A Day in the Old, Newly Cast

I went to St. Petersburg!


And I watched how the sun rose over the river.


It was an amazing day. Starik said it was the first of such warm, sunny days they'd had this year. It was awesome, and according to the Russian version of google maps I ended up logging some 18 miles of wandering the city streets, but I was always bothered by this feeling that summer-Piter is so radically different than the Piter I once knew.

I had breakfast in a cafe Briullov recommended, and it was most disconcerting - this cafe was located on the same street as my university and gym, and I remember passing it almost every day, and even thinking, so often, that I should step in, and yet I never did. It was precisely my taste, a little basement haven, tastefully and comfortably done, for little wannabe-hipster kids and mel'kie biznismeny [small-business owners/middle-management].

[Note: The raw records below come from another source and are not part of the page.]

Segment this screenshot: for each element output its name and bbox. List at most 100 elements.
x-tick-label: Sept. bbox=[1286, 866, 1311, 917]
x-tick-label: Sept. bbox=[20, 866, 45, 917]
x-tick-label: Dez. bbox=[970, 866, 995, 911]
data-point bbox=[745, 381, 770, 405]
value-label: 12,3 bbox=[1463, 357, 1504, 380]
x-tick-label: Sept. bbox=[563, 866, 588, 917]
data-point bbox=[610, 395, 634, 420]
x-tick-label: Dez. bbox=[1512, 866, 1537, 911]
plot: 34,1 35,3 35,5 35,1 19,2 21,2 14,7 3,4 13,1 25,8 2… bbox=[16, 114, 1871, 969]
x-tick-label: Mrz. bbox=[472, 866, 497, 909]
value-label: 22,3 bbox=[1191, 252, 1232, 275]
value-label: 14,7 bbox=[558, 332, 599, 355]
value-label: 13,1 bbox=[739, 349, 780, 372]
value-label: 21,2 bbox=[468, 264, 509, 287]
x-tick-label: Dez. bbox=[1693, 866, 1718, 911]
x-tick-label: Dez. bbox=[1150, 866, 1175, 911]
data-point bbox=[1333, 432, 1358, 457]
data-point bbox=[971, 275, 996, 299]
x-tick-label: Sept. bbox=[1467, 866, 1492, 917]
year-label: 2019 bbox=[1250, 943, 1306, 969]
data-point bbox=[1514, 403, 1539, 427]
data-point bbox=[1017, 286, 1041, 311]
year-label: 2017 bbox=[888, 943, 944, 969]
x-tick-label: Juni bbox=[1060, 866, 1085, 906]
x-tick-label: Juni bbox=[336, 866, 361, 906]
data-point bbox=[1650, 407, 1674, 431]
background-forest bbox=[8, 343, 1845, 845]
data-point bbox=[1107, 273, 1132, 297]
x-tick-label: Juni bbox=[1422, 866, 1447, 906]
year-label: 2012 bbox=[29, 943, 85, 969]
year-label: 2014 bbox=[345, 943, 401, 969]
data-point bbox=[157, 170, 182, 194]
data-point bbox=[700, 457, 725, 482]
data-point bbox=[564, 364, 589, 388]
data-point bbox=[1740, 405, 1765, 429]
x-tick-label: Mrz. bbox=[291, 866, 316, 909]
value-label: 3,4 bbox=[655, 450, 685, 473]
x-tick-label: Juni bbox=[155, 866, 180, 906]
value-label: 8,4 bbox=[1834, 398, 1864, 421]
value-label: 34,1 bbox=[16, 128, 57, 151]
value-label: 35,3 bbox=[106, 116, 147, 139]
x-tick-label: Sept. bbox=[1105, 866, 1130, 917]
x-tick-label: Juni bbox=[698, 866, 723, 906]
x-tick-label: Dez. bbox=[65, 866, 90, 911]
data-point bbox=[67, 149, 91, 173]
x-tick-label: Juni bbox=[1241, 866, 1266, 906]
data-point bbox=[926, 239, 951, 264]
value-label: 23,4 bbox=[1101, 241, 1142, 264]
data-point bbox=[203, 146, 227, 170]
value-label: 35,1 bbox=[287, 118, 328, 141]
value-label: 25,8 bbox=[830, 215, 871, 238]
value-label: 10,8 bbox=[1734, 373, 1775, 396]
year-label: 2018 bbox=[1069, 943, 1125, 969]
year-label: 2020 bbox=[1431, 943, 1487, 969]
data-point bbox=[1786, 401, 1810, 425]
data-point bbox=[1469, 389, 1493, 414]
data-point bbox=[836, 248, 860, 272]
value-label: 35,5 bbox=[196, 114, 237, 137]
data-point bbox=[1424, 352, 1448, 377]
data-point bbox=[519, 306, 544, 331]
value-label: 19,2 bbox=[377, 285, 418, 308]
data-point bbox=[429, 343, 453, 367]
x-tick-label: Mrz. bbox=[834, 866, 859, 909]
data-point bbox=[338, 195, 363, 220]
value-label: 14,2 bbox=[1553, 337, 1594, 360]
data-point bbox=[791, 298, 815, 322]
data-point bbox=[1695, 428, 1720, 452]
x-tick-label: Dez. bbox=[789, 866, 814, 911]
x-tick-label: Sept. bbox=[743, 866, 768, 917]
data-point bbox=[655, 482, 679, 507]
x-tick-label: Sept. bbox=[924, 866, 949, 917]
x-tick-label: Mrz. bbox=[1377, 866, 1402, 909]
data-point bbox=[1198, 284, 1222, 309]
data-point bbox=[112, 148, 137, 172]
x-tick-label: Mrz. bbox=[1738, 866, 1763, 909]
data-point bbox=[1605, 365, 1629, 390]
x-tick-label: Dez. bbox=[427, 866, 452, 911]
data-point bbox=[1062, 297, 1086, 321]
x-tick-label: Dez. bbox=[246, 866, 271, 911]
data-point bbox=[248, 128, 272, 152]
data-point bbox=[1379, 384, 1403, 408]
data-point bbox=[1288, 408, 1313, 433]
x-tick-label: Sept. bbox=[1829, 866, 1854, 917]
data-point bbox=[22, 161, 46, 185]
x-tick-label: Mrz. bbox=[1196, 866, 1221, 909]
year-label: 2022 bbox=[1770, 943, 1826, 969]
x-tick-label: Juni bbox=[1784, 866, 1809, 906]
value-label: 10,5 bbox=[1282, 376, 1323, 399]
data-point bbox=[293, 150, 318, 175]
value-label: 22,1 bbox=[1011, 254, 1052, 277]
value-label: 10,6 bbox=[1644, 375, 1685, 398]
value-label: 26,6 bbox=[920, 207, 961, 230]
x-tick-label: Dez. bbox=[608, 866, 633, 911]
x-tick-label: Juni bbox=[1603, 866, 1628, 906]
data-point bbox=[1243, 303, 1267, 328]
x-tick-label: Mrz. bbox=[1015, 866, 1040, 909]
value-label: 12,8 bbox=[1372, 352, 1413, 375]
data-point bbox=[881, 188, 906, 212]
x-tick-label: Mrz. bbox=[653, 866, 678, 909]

Still, I interpreted signs that told me I was meant to come take a day of relaxation in the Northern Capital.


And God smiling down upon from above Smolny Institute. The city was familiar but I couldn't call it "mine." Aslan's not a tame lion.


But maybe that's a good lesson to learn, before I leave Russia. The city lives and the city breathes and grows. I had a moment where I thought I was lost, looking for one of the major prospekts. I thought, "I have to be headed in the right direction - if I go too far one way I'll hit the river, too far the other way and I'll hit Nevsky Prospekt - the only street I can come across is Liteiny, but where is it?" I was in a section of the city whose streets I'd often pounded, and to see it in that new light, in that disconcerting light of almost-zabluzhdenie was like Yoda shouting at me from his perch upon my back. [zabluzhdenie technically means "delusion" but it's the noun formed from the verb "to be lost" so I mean it, here, to signify "almost-lost-itude." It's not just English I'm systematically destroying.]


The irrational artist side of me rejects the ideas of loss and (de)evolution that typically retain hegemony over discussions of the built environment. The world is cyclical in its reformations, and even if the god must break the egg from which he's born, yet another egg will take its place. There's no point in riddling whether the chicken or the egg came first.

In normal terms: even the most familiar objects, like the Hermitage, above, can be recast in a new light; but when I took that picture I was consciously copying a Soviet photographer I know, just so I could write this statement:
Ceci n'est pas un photographe d'Ignatovich.

Because even the most familiar objects, even in the most cyclical or canonical representations, can offer enlightenment to the subject, even if they, the objects, haven't changed. Starik is kind of like Barbie, and rather anti-stereotypical-Russian, in that I've never seen him wear the exact same outfit twice. Various accouterments and implements emerge like so many sonic screwdrivers and dei ex machina from the pokcets of a Time Lord. (He had to take a call when we were hanging out and got mad. "Мария Ивановна, вы не ругайтесь на Таню..." [Maria Ivanovna, don't you bitch out (in loose translation) Tanya...]

It's a question of engaging in contemplation of the places that scare you.